Marquei a acareação. Antes procurei conversar com o desembargador Luiz Carlos Fontes de Alencar, que me alertou para olhar bem os acareados durante o ato, o que fiz. A testemunha estava calma. O delegado de então, já ex-delegado, mostrava-se nervoso e inquieto. Encerrado o ato, e, devidamente assinado, o ex-delegado estendeu sua mão, que estava suada e fria. Não condenei os dois acusados. A prova não era suficiente.

Em Poço Redondo, a calçada da Prefeitura estava cheia de gente, atraída pela realização do interrogatório do acusado, autor de um assassinato, cujo fato não me vem à memória. O distribuidor da Comarca, Jailson da Silva Monteiro, sombra que me acompanhava, alertou-me para um detalhe: se eu soltasse o acusado naquele momento, ele desapareceria trucidado pela população ali presente. Um pingo de sangue nem um osso ficariam para deixar uma pista. Não foi sem motivo que a viatura policial, que o levava de volta a Penitenciária, foi seguida o tempo inteiro, de Poço Redondo até Nossa Senhora da Glória, os soldados apreensivos, temerosos de um ataque.

Outra vez, foi o marido que surpreende, no mato, a mulher em plena relação sexual com o vizinho. O traído, com dois tiros certeiros, matou os amantes. A mulher foi atingida no meio da cabeça, o homem, na testa, denunciando a posição em que as vítimas se encontravam quando receberam os disparos. A viúva teve dificuldade de me contar o fato, ao ser ouvida, em juízo. Saiu-se pelo caminho do não sabia. Mesmo indagada acerca do que fazia o marido, ao ser assassinado, respondeu que não sabia, nem procurou saber. Não deu para acreditar. 

Em outra ocasião, ouvi a vítima de um disparo na coxa, tiro tomado em plena festa de leilão. A indiferença da vítima era gritante. Monossilábica, sem demonstrar o menor interesse em ser ouvida, terminou, dada a minha insistência, em revelar que não procurara saber quem lhe atingiu, nem, no momento, se sentia feliz em estar ali. Queria era esquecer o ocorrido, o receio, talvez, de ser atingida em local fatal. Em outro processo, a vítima, ouvida, revelava medo, a proteger com o seu silêncio alguém poderoso, de quem, evidentemente, tinha robusto receio.  

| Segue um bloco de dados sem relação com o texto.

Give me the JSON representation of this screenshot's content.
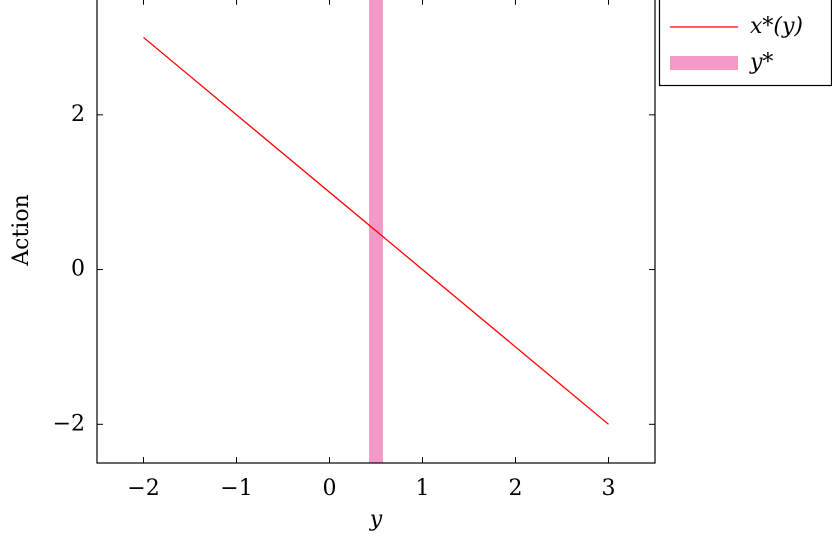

Um advogado alagoano, Francisco de Araújo Dantas, que freqüentou a Comarca, escreveu uma vez, em seus arrazoados, que a região ainda se encontrava em processo de colonização. Daí o excessivo número de crimes que nos chegava ao conhecimento, crimes que, muitas vezes, se resolviam na lei do talião, como o do autor de um homicídio, que, perseguido pela polícia e capturado, foi entregue a família da vítima para que o transportasse a delegacia de Nossa Senhora da Glória. Estranho, não? O assassino foi morto em seguida, ninguém sabendo por quem.

Em Manual de Judicatura Aplicada – coletânea de primeiras sentenças (cíveis e criminais) [Belo Horizonte, Nova Alvorada Edições, 1993, 232  ps.], reuni cinqüenta sentenças nos campos cível e penal, a revelar os casos mais interessantes e bizarros que vivi como magistrado estadual, entre eles a sentença de impronúncia dos acusados da morte de José Francisco do Nascimento, vulgo Zé de Julião, em Poço Redondo, ocorrida em 19 de fevereiro de 1961, por absoluta falta de prova, crime abordado por Alcino Alves Costa em Lampião além da versão -  mentiras e mistérios de Angico [s/local e s/editora, 2002, 444 ps.], que a decisão em tela não fez nenhuma referência.    

Quando me removi para Campo do Brito, os poucos assassinatos que por lá ocorreram, sobretudo em São Domingos, não me assustaram. Em matéria penal, já tinha passado por um bom laboratório.